When i started playing the bass rather decently, i also started to play with many and different drummers. With some of them I could lock instantly and feel truly comfortable. With others I felt like we do not match. We could not share a common time feel. My first reaction was that either I am doing something wrong or they did. This line of thinking is what is wrong. If the level of musicality is generally above average, then no-one is wrong. It is just that our time feel is different.

But since I wanted to play with all of them I started to realize that I had to put a great deal of effort in order to understand “what” and “how” they were thinking regarding time. I had to speak with them and throw my ego to the ground and put myself in the position of a student and learn from them. As a result, I started playing better with the ones I first thought it was impossible to play with.

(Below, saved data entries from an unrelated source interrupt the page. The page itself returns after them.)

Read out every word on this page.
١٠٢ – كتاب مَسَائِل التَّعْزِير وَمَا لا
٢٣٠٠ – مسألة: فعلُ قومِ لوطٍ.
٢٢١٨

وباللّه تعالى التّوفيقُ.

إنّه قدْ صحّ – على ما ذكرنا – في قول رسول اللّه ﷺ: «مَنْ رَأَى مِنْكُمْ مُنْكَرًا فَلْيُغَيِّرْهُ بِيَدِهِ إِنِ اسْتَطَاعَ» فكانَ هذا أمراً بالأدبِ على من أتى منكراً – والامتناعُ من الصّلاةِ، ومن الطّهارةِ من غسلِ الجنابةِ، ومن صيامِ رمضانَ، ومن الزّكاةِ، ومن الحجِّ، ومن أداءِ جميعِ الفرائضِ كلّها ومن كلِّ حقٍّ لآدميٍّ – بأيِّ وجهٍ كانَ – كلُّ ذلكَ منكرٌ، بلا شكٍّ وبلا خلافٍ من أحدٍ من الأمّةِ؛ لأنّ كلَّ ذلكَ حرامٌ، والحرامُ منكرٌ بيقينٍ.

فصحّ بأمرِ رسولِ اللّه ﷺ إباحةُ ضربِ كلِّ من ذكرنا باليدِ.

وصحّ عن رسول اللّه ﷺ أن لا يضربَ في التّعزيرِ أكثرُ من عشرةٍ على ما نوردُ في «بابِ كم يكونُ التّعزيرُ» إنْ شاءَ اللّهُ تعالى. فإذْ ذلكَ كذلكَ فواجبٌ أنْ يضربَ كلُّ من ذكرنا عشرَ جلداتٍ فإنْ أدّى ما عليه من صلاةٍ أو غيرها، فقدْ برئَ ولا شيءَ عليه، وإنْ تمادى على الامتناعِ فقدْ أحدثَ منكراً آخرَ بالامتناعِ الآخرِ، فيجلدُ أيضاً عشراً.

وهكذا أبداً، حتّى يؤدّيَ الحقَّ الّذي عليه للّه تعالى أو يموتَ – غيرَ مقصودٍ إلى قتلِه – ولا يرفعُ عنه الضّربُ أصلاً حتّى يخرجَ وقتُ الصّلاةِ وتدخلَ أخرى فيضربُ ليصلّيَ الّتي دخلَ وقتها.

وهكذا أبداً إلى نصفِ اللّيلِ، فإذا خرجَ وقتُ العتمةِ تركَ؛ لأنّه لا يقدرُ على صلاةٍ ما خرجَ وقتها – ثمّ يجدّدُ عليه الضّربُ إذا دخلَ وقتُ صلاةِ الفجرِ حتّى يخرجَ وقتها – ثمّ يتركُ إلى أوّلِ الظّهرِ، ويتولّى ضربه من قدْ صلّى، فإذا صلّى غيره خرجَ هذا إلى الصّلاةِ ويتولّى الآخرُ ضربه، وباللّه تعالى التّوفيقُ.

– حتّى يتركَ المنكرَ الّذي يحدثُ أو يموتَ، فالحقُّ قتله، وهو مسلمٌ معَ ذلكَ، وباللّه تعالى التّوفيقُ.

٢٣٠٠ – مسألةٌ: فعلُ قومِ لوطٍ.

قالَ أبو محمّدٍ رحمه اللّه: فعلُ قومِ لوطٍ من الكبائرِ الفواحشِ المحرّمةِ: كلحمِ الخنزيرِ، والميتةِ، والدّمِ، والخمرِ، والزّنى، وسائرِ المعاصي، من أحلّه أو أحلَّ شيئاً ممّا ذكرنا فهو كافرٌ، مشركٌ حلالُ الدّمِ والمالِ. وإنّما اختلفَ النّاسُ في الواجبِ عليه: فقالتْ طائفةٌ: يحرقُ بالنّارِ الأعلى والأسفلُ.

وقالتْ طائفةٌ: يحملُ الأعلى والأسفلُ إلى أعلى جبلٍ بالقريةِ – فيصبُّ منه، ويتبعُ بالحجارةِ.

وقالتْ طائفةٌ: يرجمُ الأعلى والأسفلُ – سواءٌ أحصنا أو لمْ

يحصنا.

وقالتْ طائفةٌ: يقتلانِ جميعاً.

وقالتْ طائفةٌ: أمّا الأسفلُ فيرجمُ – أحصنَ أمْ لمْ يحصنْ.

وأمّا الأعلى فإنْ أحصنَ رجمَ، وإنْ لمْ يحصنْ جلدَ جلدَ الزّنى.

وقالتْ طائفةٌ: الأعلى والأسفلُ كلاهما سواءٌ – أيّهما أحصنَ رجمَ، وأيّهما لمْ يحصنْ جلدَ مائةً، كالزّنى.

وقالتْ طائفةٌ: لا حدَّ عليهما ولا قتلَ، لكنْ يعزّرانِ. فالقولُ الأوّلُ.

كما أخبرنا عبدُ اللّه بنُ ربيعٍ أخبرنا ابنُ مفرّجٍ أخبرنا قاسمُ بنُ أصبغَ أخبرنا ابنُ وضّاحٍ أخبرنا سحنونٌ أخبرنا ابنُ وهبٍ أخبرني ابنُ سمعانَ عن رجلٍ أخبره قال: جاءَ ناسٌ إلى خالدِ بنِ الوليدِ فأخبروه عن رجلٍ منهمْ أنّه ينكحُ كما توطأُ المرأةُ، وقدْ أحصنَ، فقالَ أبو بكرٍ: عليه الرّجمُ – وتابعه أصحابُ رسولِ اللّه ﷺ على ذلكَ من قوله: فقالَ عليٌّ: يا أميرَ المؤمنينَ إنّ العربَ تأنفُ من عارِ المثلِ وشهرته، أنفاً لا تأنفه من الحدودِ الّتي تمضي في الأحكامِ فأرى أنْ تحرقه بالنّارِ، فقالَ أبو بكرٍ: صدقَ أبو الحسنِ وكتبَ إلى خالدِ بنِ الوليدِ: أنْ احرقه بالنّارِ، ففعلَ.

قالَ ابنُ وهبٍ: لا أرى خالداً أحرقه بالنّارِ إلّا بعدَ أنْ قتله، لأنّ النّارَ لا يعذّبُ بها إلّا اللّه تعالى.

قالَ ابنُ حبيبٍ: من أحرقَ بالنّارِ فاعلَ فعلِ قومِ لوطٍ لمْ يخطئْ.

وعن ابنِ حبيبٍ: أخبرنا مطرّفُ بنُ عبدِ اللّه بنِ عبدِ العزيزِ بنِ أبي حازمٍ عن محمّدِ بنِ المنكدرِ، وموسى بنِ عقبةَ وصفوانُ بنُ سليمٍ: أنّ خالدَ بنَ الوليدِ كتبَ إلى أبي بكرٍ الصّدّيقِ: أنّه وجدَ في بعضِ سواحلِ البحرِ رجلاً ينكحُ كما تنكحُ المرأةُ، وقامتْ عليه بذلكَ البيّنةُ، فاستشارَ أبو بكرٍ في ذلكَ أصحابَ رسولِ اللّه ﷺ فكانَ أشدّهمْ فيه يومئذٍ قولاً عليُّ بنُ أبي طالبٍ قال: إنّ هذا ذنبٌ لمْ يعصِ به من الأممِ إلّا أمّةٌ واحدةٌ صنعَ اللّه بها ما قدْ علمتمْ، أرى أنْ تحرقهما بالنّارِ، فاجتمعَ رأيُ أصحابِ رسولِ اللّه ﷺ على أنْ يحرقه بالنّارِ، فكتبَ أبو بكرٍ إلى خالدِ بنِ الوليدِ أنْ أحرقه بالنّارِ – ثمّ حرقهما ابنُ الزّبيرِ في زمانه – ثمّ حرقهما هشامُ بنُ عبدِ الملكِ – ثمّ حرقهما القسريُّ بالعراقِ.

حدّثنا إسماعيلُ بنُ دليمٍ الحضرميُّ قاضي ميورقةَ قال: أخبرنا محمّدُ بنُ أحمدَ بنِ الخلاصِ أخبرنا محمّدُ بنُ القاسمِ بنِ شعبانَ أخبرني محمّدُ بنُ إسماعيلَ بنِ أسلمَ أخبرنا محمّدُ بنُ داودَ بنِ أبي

I managed to do that by using the following recipe: Respect my fellow musician. By respect I actually mean to respect his entity; respect his life time experiences, his personality and his way of thinking. Then, I had to love them. Not in the way I love my wife. But to love their existence and the moments we play and produce beautiful art together. These two elements: Respect and Love are what makes a group of musicians to have a common time feel and improvise in a way that is comprehensive, beautiful and meaningful.

This is what happens at a jazz gig. Respect and love, as master ingredients, mixes up the different entities into a “one” organism that produces art! The amazing thing is that this “phenomenon” takes place on all kinds of music. When a great rock band plays, or a pop, a country, even a metal band, the “one” organism is present and produces music. But without wanted to sound too preferable towards jazz, when improvisation takes place, then the “phenomenon” is bursting into gigantic proportions. And by the term “jazz” I mean all kinds of jazz thought out the history. Modern jazz, be-bob, swing, fusion, ethnic, cross over, smooth, cool, nu-jazz, whatever the case, when it is played properly and improvisation is present then the Love and Respect is also present.

This is not a small thing. Especially in our time of computers, Malls, and the general fall of aesthetics. This form of art is like having a little flower blossom inside of a concrete street. It is a true battle between the deep and liberating truth against the effortless fast-food-like entrainment that cares to temporarily irritate people’s primitive instincts. While the true art, is to arouse the deep intellect and transcend the wants and needs of the skin.

The art of improvisation promotes and advertise the sexuality of our brains, our feelings and our intellect. It is important to continue to arouse these areas of the man and the woman to avoid the total stupification created by our meaningless every day- life routine. It is important to realize that the magical moment of the mixture of the individual experiences into a “one” organism is actually what defines us as humans.

The human transcendence from the animal situation, into theosis. This is why jazz is important.